Agrivoltaico e comunità energetiche, il percorso promosso da Cia
La posizione espressa da Cia trova applicazione concreta attraverso un percorso dedicato al sostegno delle imprese agricole interessate alla nuova fase della transizione energetica. L’obiettivo è accompagnare il settore verso strumenti e soluzioni che permettano di partecipare attivamente allo sviluppo delle energie rinnovabili mantenendo centrale la funzione agricola dei terreni. Tra le iniziative indicate rientrano gli strumenti per favorire la partecipazione alle Comunità Energetiche Rinnovabili, sostenere gli investimenti in campo energetico e promuovere modelli di agrivoltaico realmente integrati con l’attività agricola. L’agrivoltaico rappresenta, infatti, una delle principali soluzioni individuate per coniugare produzione di energia solare e continuità dell’attività agricola, attraverso impianti progettati per convivere con coltivazioni e allevamenti senza trasformare il terreno produttivo in una semplice superficie destinata alla produzione energetica.
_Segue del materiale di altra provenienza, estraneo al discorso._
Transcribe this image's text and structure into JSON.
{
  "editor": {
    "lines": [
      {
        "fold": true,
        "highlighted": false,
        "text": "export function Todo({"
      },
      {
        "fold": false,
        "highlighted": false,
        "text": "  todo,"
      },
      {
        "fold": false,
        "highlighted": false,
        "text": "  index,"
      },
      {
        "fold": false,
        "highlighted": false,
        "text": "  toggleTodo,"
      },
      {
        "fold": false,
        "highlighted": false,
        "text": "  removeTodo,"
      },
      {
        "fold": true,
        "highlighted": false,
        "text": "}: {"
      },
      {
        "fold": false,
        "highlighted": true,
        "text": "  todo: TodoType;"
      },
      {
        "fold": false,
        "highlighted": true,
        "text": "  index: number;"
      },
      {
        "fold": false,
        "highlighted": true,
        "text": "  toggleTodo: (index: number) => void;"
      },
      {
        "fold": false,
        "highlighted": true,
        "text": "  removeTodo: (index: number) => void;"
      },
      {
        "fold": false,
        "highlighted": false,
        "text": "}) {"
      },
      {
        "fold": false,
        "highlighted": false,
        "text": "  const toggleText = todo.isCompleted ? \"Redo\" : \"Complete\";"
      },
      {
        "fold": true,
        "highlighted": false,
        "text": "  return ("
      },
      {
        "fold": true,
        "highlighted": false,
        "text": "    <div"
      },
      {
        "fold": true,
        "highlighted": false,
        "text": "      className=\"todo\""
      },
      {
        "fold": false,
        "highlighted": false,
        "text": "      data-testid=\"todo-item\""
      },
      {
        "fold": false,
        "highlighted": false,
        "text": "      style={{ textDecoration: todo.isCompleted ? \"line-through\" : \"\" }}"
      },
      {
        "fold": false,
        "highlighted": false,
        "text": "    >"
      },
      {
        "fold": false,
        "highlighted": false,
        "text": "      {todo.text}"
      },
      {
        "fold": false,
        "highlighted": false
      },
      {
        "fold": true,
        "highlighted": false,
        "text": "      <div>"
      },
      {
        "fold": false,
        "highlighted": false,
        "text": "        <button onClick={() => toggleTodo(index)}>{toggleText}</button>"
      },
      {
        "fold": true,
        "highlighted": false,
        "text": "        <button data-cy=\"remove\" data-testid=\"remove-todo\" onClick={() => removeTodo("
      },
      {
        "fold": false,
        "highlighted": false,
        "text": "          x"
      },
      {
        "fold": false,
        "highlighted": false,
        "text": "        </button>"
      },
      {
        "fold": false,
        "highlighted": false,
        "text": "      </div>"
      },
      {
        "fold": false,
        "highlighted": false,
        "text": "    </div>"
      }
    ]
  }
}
La sentenza della Consulta segna una nuova fase per le rinnovabili
La decisione della Corte costituzionale viene quindi interpretata da Cia come un passaggio rilevante nella storia delle rinnovabili italiane, perché riconosce che la sostenibilità richiede una visione complessiva, nella quale energia pulita, tutela ambientale e agricoltura possano procedere insieme. La sfida dei prossimi anni sarà individuare un equilibrio stabile tra la necessità di aumentare la produzione da fonti rinnovabili e quella di proteggere il patrimonio agricolo e paesaggistico del Paese. Un equilibrio che, secondo Cia, deve mettere al centro il ruolo degli agricoltori e delle comunità territoriali. La transizione energetica, dunque, non viene vista come una sottrazione di spazio all’agricoltura, ma come un’opportunità per rafforzarne la funzione strategica, attraverso investimenti innovativi, nuovi modelli di partecipazione energetica e una gestione del territorio capace di unire produzione agricola, sostenibilità ambientale e indipendenza energetica.